Made-in-Canada COVID-19 test nearly ready
June 10, 2020
MONTREAL – After two months of determined effort, a team of Montreal researchers has produced a “made-from-scratch” version of the gold-standard laboratory test for the SARS-CoV-2 coronavirus. The test was developed by a large team of scientists led by Dr. Martin Schmeing (pictured), director of the Centre de recherche en biologie structurale (CRBS) at McGill University and Dr. Don van Meyel, director of the Centre for Translational Biology (CTB) at the Research Institute of the McGill University Health Centre (RI-MUHC).
Thanks to a productive partnership with the National Research Council of Canada (NRC), and now with crucial funding from Innovation, Science, and Economic Development Canada (ISED) announced on May 26, the project includes development of procedures to make all essential components of the tests at a national scale here in Canada. The tests could be available to Canadian testing labs within months.
“There are no made-in-Canada RT-PCR (reverse transcription polymerase chain reaction) tests,” Dr. Schmeing told The McGill Reporter. “They’re mainly being made by multi-nationals and could be diverted away from Canada. We want to help by making these tests domestically and making it possible for Canadians – including healthcare workers, students and everyday Canadians – to be tested on a larger scale.”
The project was first launched two months ago thanks to funding from the McGill Interdisciplinary Initiative in Infection and Immunity (MI4), supported by the MUHC Foundation, as well as funding from McGill’s Faculty of Science. “Without them, we wouldn’t be where we are,” says Dr. Schmeing. “Their early support has been absolutely crucial.”
The project was originally more modest in scope, if not less complex, with an aim of producing 15,000 tests per week at McGill. Drs. Schmeing and van Meyel were encouraged by colleagues with expertise in infectious disease, like MI4’s Dr. Marcel Behr, to aim instead for millions of tests, to help make Canada self-reliant for the duration of this pandemic – and the next. The initial test should be ready to send to the National Microbiology Laboratory in Winnipeg for verification in the next couple of weeks, paving the way for ramp up to the national level.
In pre-pandemic times, Dr. Schmeing, who is associate professor in the Department of Biochemistry, spent his time studying biosynthetic megaenzymes, while Dr. van Meyel, professor in the Department of Neurology & Neurosurgery, was delving deep into neurons and glial cells. That’s all on hold for now, while they devote all their waking hours to the tests – apart from when they are fulfilling their teaching and administrative duties and on Zoom calls with their colleagues and lab teams.
“This is not a brand-new test,” says Dr. Schmeing. “This is a Canadian version of the gold standard.” The process of testing for SARS-CoV-2, the virus responsible for COVID-19 infections, is two-part. First, the RNA is extracted from the sample (usually a swab from a patient’s nose). “RNA extraction is a molecular biology technique that is fairly common, but needs to be done under clean conditions with high throughput,” explained Dr. Schmeing. Second, RT-PCR detects the presence of virus in the sample. This is an incredibly complex process where the team’s enzyme-building expertise really comes into play. RT-PCR involves a delicate balance of almost 20 components that must come together to make a robust, functioning test. “We are creating both parts at the 15,000 test level. We will scale RT-PCR to the national level in partnership with the NRC.”
Optilab Montreal MUHC, a designated COVID-19 testing lab, has been verifying the team’s reagents and the components for the RT-PCR in a real world setting against known positive and negative tests. “The leaders of the microbiology labs at Optilab Montreal MUHC have been very helpful and supportive from the beginning, in particular Dr.
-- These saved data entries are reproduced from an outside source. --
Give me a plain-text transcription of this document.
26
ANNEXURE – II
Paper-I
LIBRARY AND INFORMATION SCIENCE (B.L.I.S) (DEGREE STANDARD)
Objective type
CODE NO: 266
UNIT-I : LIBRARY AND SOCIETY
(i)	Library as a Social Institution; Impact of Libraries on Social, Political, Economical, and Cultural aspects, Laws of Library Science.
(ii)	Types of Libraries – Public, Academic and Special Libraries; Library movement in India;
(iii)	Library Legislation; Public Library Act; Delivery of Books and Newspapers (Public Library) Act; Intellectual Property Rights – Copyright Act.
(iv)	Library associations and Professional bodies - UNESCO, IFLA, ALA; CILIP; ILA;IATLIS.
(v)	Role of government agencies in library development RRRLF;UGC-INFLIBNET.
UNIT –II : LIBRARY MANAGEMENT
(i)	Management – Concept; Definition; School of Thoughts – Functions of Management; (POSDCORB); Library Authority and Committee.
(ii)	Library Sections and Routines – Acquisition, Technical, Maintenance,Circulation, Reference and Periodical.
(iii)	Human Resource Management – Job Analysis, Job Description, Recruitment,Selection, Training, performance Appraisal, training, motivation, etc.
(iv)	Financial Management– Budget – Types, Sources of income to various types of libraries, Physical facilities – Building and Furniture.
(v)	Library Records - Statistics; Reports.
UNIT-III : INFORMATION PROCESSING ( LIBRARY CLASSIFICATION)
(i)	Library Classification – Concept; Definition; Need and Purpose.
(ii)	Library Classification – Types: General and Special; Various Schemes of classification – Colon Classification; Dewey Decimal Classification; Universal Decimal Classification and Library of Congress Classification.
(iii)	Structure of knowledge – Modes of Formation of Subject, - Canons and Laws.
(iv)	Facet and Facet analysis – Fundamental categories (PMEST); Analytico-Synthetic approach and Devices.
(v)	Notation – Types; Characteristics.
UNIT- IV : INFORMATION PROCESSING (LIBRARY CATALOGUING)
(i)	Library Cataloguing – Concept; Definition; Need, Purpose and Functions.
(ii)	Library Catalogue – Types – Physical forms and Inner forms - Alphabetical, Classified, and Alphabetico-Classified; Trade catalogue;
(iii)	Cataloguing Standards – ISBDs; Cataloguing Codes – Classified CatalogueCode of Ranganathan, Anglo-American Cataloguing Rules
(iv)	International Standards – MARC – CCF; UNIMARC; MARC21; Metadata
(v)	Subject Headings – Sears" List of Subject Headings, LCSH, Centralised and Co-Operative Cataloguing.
Jerry Zaharatos and Dr. Raymond Tellier,” said Dr. van Meyel. Both are associate professors in the Department of Medicine. Once the test is ready, the first 15,000 pilot tests will be supplied for use to Optilab MUHC.
“Under current testing, that’s about a week’s worth of tests,” explained Dr. van Meyel. “When things are up and running, we’ll be able to produce tests at this level for McGill’s affiliated hospitals as long as they’re needed.”
Meanwhile, the pilot will also serve as a proof of concept for a potential ramp up to millions of tests in collaboration with the NRC. For that, the team is grateful to have been able to get a head start thanks to government scientist Dr. Luke Masson and his team at NRC Human Health Therapeutics (HHT), also in Montreal. “Dr. Masson recognized immediately that it was essential to get to work right away on the cell lines needed to take the project to the next phase,” said Dr. Schmeing.
Drs. Schmeing and van Meyel are in this for the long haul. “This is not just for the current pandemic,” says Dr. Schmeing. “This will also give Canada the infrastructure and resources to be in better position to deal with future pandemics because we now know how to do it. Now we can make the ingredients, and we have the recipe. The test is versatile and can help Canada respond quickly to other novel challenges to the health of Canadians.”